Funerary inscription of the historian Tacitus.
When I visited Rome for the first time, back in ’82, the Museo nazionale romano was closed. I do not recall when I was for the first time able to visit it, although it must have been in the early years of digital photography, because our photos are, as digital files, pretty small. Today, I went back to fill the lacuna.
The rooms in which the inscriptions are exposed, are pretty old. One room, Aula X, is part of the ancient Baths of Diocletian; other rooms belong to a sixteenth-century monastery, which the new Italian state decided to convert into a museum in 1889. Several old private collections, like the objects collected by Athanasius Kircher, became part of the new museum, and the museum expanded when new archaeological finds were added in the twentieth century. It became too large, was closed for a long time, and was finally reopened, with the more artistic part of the collection in the nearby Palazzo Massimo. The rooms in the ancient baths were converted into a museum for Rome’s prehistory and epigraphy.
You will be alone. I noticed two people in the Aula X. There was also a Japanese lady somewhere upstairs. I have not seen any guard.
Of course, epigraphy is not a subject that attracts large crowds. If you go to the epigraphy museum of Athens or Stuttgart’s lapidarium, the guards will be pleasantly surprised that they can welcome visitors. But the unpopularity of epigraphy is undeserved, especially in the Museo nazionale romano. If you see the inscriptions about, for example, freedmen, the signs carefully explain what kind of life they had. You will understand what kind of bureaucracy ran the Empire. Aspects of the cursus honorum are explained: the senatorial careers of the Republic and the Empire, and also the equestrian careers. Other inscriptions tell about the armed forces in the city of Rome. In other words, the museum is essentially about the social history of Rome. As such, it is less beautiful but more interesting than the collection in the Palazzo Massimo.
The most famous inscriptions are in the very first room, where you will see the sixth-century BCE monument that was discovered below the Lapis Niger, and the Lapis Satricanus, an equally ancient inscription that appears to mention Valerius Publicola. Next to it is an old dedication to Castor and Pollux. I was impressed by a small cup that bore the name of Catilina, by the finds from the Tiber related to the cult of Asclepius, by the statues from Ariccia, and by the inscription that was recently discovered near the Meta Sudans.
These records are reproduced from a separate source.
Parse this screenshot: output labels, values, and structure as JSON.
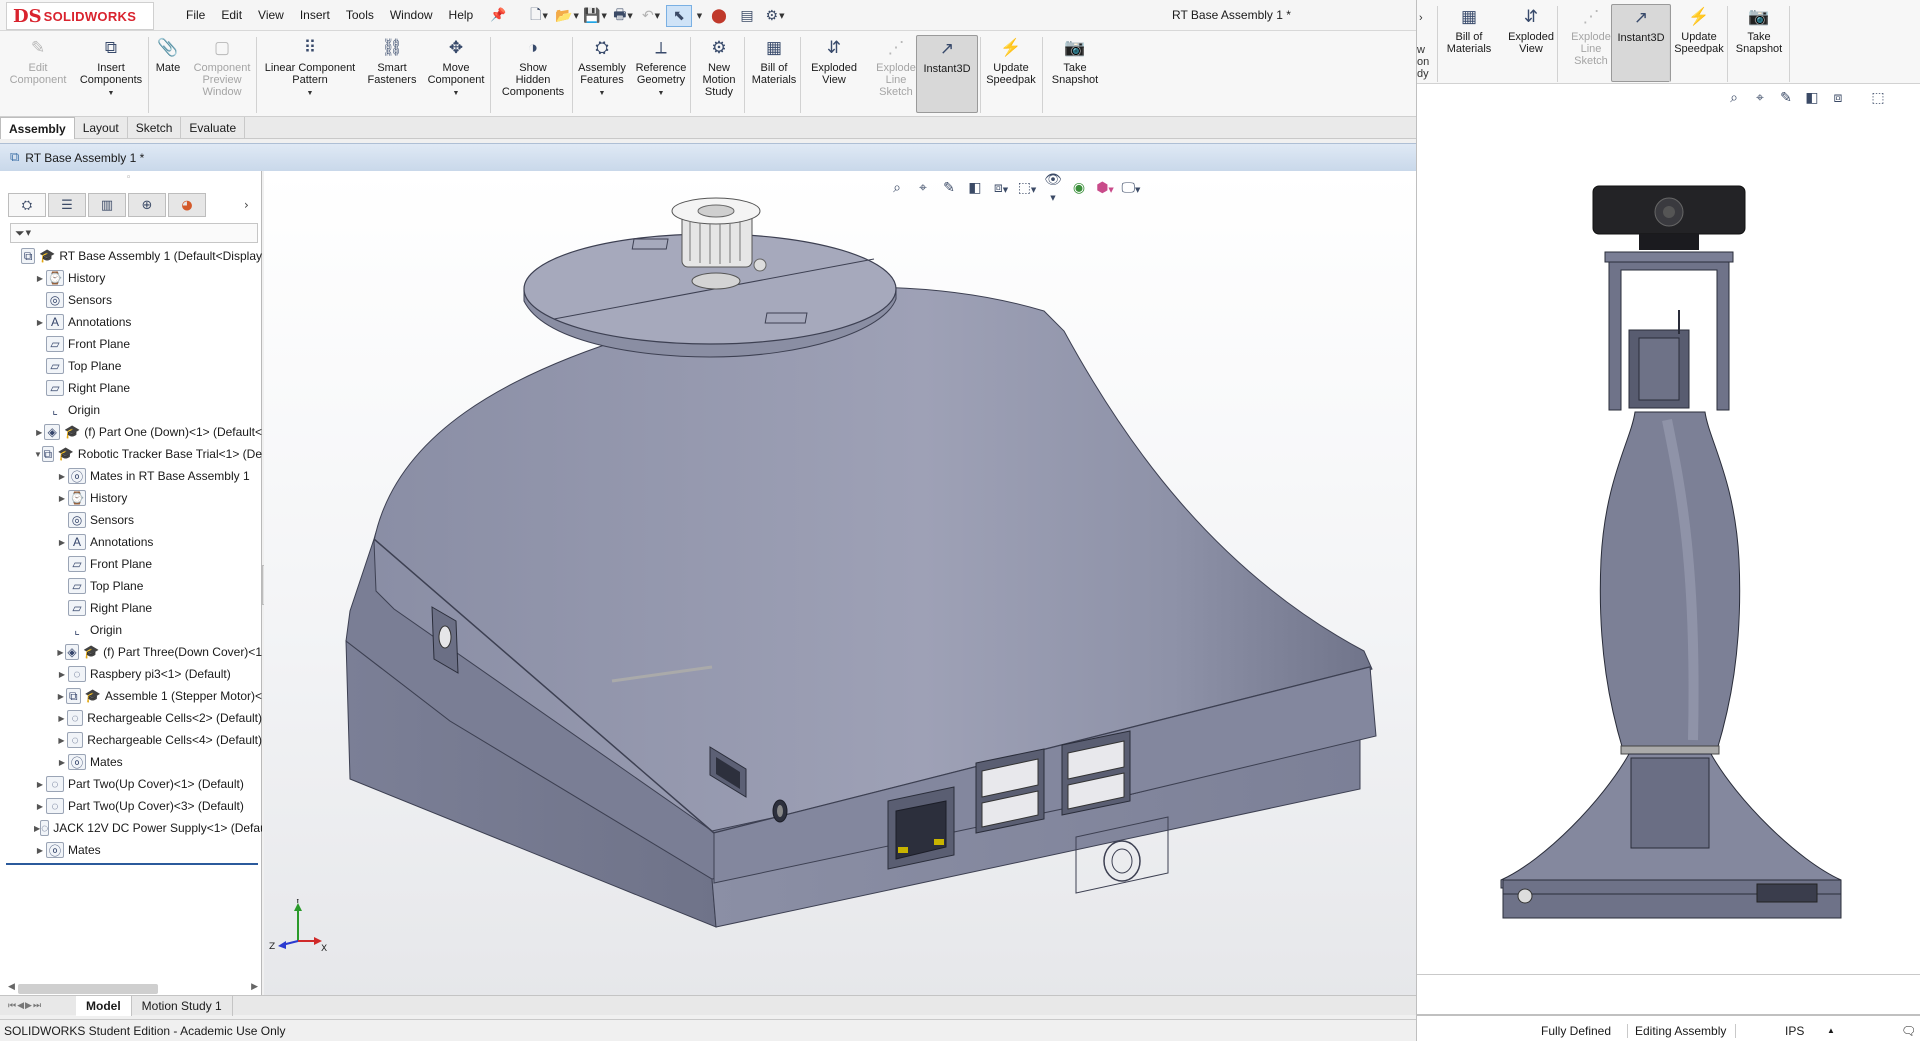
{
  "app": {
    "logo_mark": "DS",
    "logo_text": "SOLIDWORKS",
    "document_title": "RT Base Assembly 1 *"
  },
  "menu": [
    "File",
    "Edit",
    "View",
    "Insert",
    "Tools",
    "Window",
    "Help"
  ],
  "command_manager": {
    "buttons": [
      {
        "id": "edit-component",
        "label_lines": [
          "Edit",
          "Component"
        ],
        "icon": "edit-component-icon",
        "disabled": true
      },
      {
        "id": "insert-components",
        "label_lines": [
          "Insert",
          "Components"
        ],
        "icon": "insert-components-icon",
        "disabled": false,
        "dropdown": true
      },
      {
        "id": "mate",
        "label_lines": [
          "Mate"
        ],
        "icon": "paperclip-icon",
        "disabled": false
      },
      {
        "id": "component-preview-window",
        "label_lines": [
          "Component",
          "Preview",
          "Window"
        ],
        "icon": "preview-window-icon",
        "disabled": true
      },
      {
        "id": "linear-component-pattern",
        "label_lines": [
          "Linear Component",
          "Pattern"
        ],
        "icon": "linear-pattern-icon",
        "disabled": false,
        "dropdown": true
      },
      {
        "id": "smart-fasteners",
        "label_lines": [
          "Smart",
          "Fasteners"
        ],
        "icon": "smart-fasteners-icon",
        "disabled": false
      },
      {
        "id": "move-component",
        "label_lines": [
          "Move",
          "Component"
        ],
        "icon": "move-component-icon",
        "disabled": false,
        "dropdown": true
      },
      {
        "id": "show-hidden-components",
        "label_lines": [
          "Show",
          "Hidden",
          "Components"
        ],
        "icon": "show-hidden-icon",
        "disabled": false
      },
      {
        "id": "assembly-features",
        "label_lines": [
          "Assembly",
          "Features"
        ],
        "icon": "assembly-features-icon",
        "disabled": false,
        "dropdown": true
      },
      {
        "id": "reference-geometry",
        "label_lines": [
          "Reference",
          "Geometry"
        ],
        "icon": "reference-geometry-icon",
        "disabled": false,
        "dropdown": true
      },
      {
        "id": "new-motion-study",
        "label_lines": [
          "New",
          "Motion",
          "Study"
        ],
        "icon": "motion-study-icon",
        "disabled": false
      },
      {
        "id": "bill-of-materials",
        "label_lines": [
          "Bill of",
          "Materials"
        ],
        "icon": "bill-of-materials-icon",
        "disabled": false
      },
      {
        "id": "exploded-view",
        "label_lines": [
          "Exploded",
          "View"
        ],
        "icon": "exploded-view-icon",
        "disabled": false
      },
      {
        "id": "explode-line-sketch",
        "label_lines": [
          "Explode",
          "Line",
          "Sketch"
        ],
        "icon": "explode-line-sketch-icon",
        "disabled": true
      },
      {
        "id": "instant3d",
        "label_lines": [
          "Instant3D"
        ],
        "icon": "instant3d-icon",
        "disabled": false,
        "selected": true
      },
      {
        "id": "update-speedpak",
        "label_lines": [
          "Update",
          "Speedpak"
        ],
        "icon": "speedpak-icon",
        "disabled": false
      },
      {
        "id": "take-snapshot",
        "label_lines": [
          "Take",
          "Snapshot"
        ],
        "icon": "camera-icon",
        "disabled": false
      }
    ]
  },
  "tabs": [
    "Assembly",
    "Layout",
    "Sketch",
    "Evaluate"
  ],
  "active_tab": "Assembly",
  "tree": [
    {
      "text": "RT Base Assembly 1  (Default<Display",
      "level": 0,
      "toggle": "",
      "icon": "assembly-icon"
    },
    {
      "text": "History",
      "level": 1,
      "toggle": "▶",
      "icon": "history-icon"
    },
    {
      "text": "Sensors",
      "level": 1,
      "toggle": "",
      "icon": "sensors-icon"
    },
    {
      "text": "Annotations",
      "level": 1,
      "toggle": "▶",
      "icon": "annotations-icon"
    },
    {
      "text": "Front Plane",
      "level": 1,
      "toggle": "",
      "icon": "plane-icon"
    },
    {
      "text": "Top Plane",
      "level": 1,
      "toggle": "",
      "icon": "plane-icon"
    },
    {
      "text": "Right Plane",
      "level": 1,
      "toggle": "",
      "icon": "plane-icon"
    },
    {
      "text": "Origin",
      "level": 1,
      "toggle": "",
      "icon": "origin-icon"
    },
    {
      "text": "(f) Part One (Down)<1> (Default<",
      "level": 1,
      "toggle": "▶",
      "icon": "part-icon"
    },
    {
      "text": "Robotic Tracker Base Trial<1> (De",
      "level": 1,
      "toggle": "▼",
      "icon": "subassembly-icon"
    },
    {
      "text": "Mates in RT Base Assembly 1",
      "level": 2,
      "toggle": "▶",
      "icon": "mates-icon"
    },
    {
      "text": "History",
      "level": 2,
      "toggle": "▶",
      "icon": "history-icon"
    },
    {
      "text": "Sensors",
      "level": 2,
      "toggle": "",
      "icon": "sensors-icon"
    },
    {
      "text": "Annotations",
      "level": 2,
      "toggle": "▶",
      "icon": "annotations-icon"
    },
    {
      "text": "Front Plane",
      "level": 2,
      "toggle": "",
      "icon": "plane-icon"
    },
    {
      "text": "Top Plane",
      "level": 2,
      "toggle": "",
      "icon": "plane-icon"
    },
    {
      "text": "Right Plane",
      "level": 2,
      "toggle": "",
      "icon": "plane-icon"
    },
    {
      "text": "Origin",
      "level": 2,
      "toggle": "",
      "icon": "origin-icon"
    },
    {
      "text": "(f) Part Three(Down Cover)<1",
      "level": 2,
      "toggle": "▶",
      "icon": "part-icon"
    },
    {
      "text": "Raspbery pi3<1> (Default)",
      "level": 2,
      "toggle": "▶",
      "icon": "component-icon"
    },
    {
      "text": "Assemble 1 (Stepper Motor)<",
      "level": 2,
      "toggle": "▶",
      "icon": "subassembly-icon"
    },
    {
      "text": "Rechargeable Cells<2> (Default)",
      "level": 2,
      "toggle": "▶",
      "icon": "component-icon"
    },
    {
      "text": "Rechargeable Cells<4> (Default)",
      "level": 2,
      "toggle": "▶",
      "icon": "component-icon"
    },
    {
      "text": "Mates",
      "level": 2,
      "toggle": "▶",
      "icon": "mates-icon"
    },
    {
      "text": "Part Two(Up Cover)<1> (Default)",
      "level": 1,
      "toggle": "▶",
      "icon": "component-icon"
    },
    {
      "text": "Part Two(Up Cover)<3> (Default)",
      "level": 1,
      "toggle": "▶",
      "icon": "component-icon"
    },
    {
      "text": "JACK 12V DC Power Supply<1> (Defau",
      "level": 1,
      "toggle": "▶",
      "icon": "component-icon"
    },
    {
      "text": "Mates",
      "level": 1,
      "toggle": "▶",
      "icon": "mates-icon"
    }
  ],
  "bottom_tabs": [
    "Model",
    "Motion Study 1"
  ],
  "active_bottom_tab": "Model",
  "status": {
    "left": "SOLIDWORKS Student Edition - Academic Use Only",
    "state": "Fully Defined",
    "mode": "Editing Assembly",
    "units": "IPS"
  },
  "triad": {
    "x": "X",
    "y": "Y",
    "z": "Z"
  },
  "side_window": {
    "cutoff_lines": [
      "w",
      "on",
      "dy"
    ],
    "buttons": [
      {
        "id": "bill-of-materials",
        "label_lines": [
          "Bill of",
          "Materials"
        ],
        "icon": "bill-of-materials-icon",
        "disabled": false
      },
      {
        "id": "exploded-view",
        "label_lines": [
          "Exploded",
          "View"
        ],
        "icon": "exploded-view-icon",
        "disabled": false
      },
      {
        "id": "explode-line-sketch",
        "label_lines": [
          "Explode",
          "Line",
          "Sketch"
        ],
        "icon": "explode-line-sketch-icon",
        "disabled": true
      },
      {
        "id": "instant3d",
        "label_lines": [
          "Instant3D"
        ],
        "icon": "instant3d-icon",
        "disabled": false,
        "selected": true
      },
      {
        "id": "update-speedpak",
        "label_lines": [
          "Update",
          "Speedpak"
        ],
        "icon": "speedpak-icon",
        "disabled": false
      },
      {
        "id": "take-snapshot",
        "label_lines": [
          "Take",
          "Snapshot"
        ],
        "icon": "camera-icon",
        "disabled": false
      }
    ]
  },
  "colors": {
    "model_body": "#7d8197",
    "model_dark": "#5e6278",
    "model_light": "#9a9db1",
    "accent": "#2b5a9c",
    "brand_red": "#d9232e"
  }
}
I had never realized that there was an inscription mentioning the historian Tacitus, until I saw it this afternoon.
On the third floor, you will find the inscriptions from ancient Judaism, Mithraism, and Christianity. Some of these texts are from the catacombs, others from a mithraeum found underneath Santo Stefano Rotondo. There’s also the prehistoric collection, which I have not visited this time; I remember it well from an earlier occasion – interesting finds from a/o Gabii – but after three hours of photography, I decided to call it a day. After all, the airplane with my friends Marlous and Marco had landed, and we had agreed to meet in the hotel.
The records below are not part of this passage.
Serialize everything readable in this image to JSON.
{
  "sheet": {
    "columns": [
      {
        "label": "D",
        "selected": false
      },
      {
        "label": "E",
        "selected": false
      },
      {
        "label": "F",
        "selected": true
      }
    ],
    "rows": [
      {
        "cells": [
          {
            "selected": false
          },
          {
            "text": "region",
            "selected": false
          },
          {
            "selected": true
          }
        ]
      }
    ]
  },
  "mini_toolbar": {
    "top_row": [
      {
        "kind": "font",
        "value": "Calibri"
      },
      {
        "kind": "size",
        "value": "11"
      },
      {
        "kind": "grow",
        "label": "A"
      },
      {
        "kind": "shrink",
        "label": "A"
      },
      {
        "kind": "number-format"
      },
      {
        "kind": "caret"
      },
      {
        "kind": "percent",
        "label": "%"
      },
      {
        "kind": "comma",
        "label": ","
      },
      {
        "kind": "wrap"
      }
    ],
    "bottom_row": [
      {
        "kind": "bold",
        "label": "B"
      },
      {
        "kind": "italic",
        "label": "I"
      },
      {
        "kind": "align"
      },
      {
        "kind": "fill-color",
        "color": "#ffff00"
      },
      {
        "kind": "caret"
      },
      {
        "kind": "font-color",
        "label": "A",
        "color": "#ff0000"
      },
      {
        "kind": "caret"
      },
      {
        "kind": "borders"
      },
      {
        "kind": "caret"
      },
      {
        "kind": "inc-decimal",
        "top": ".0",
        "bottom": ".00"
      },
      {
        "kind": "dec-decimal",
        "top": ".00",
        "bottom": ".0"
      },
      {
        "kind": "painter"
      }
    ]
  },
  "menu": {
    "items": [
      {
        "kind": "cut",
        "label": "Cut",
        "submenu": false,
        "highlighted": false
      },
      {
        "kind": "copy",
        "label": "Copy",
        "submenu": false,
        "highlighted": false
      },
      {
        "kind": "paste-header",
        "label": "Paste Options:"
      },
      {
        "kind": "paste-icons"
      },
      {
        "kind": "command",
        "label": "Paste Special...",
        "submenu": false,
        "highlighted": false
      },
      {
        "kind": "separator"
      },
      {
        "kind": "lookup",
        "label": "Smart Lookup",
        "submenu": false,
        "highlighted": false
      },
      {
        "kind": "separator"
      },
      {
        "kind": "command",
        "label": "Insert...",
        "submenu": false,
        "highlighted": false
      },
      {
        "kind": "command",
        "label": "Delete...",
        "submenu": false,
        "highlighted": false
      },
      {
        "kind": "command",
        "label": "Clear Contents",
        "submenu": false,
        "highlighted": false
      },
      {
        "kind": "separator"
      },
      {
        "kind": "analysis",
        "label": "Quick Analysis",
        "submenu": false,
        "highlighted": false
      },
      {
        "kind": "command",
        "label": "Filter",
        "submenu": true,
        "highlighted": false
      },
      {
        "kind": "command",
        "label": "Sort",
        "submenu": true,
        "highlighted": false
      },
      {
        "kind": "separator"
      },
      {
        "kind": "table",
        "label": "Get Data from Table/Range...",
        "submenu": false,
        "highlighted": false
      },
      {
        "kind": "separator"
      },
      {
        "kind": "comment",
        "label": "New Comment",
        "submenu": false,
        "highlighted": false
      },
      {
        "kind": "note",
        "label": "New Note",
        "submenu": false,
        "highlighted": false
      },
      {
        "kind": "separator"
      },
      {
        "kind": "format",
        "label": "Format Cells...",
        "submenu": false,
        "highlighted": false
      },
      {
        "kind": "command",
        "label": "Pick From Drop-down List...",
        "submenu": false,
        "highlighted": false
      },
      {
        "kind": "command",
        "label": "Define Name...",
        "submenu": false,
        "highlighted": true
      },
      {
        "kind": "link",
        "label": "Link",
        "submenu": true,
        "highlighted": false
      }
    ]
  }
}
Final note: returning to Rome after several years is a mixed blessing. Fiumicino, which I remembered as a clean airport, has become a shabby place. One of the things I liked about it was that you never had to wait very long for your luggage, but this time, waiting for my suitcase lasted an eternity, and my friends had the same experience. In the neighborhood of Stazione Termini, which has never been the city’s most posh quarter, I saw more beggars than I was accustomed to. I found the Porta Tiburtina, usually a nice place, dirty and smelly. A pub I used to visit is no longer a nice place; the blueish light in the man’s room proved that the owner had to cope with heroin addicts. Still, I love this old town, and I feel privileged to be here with friends and to be able to walk along the sites that mean so much to us.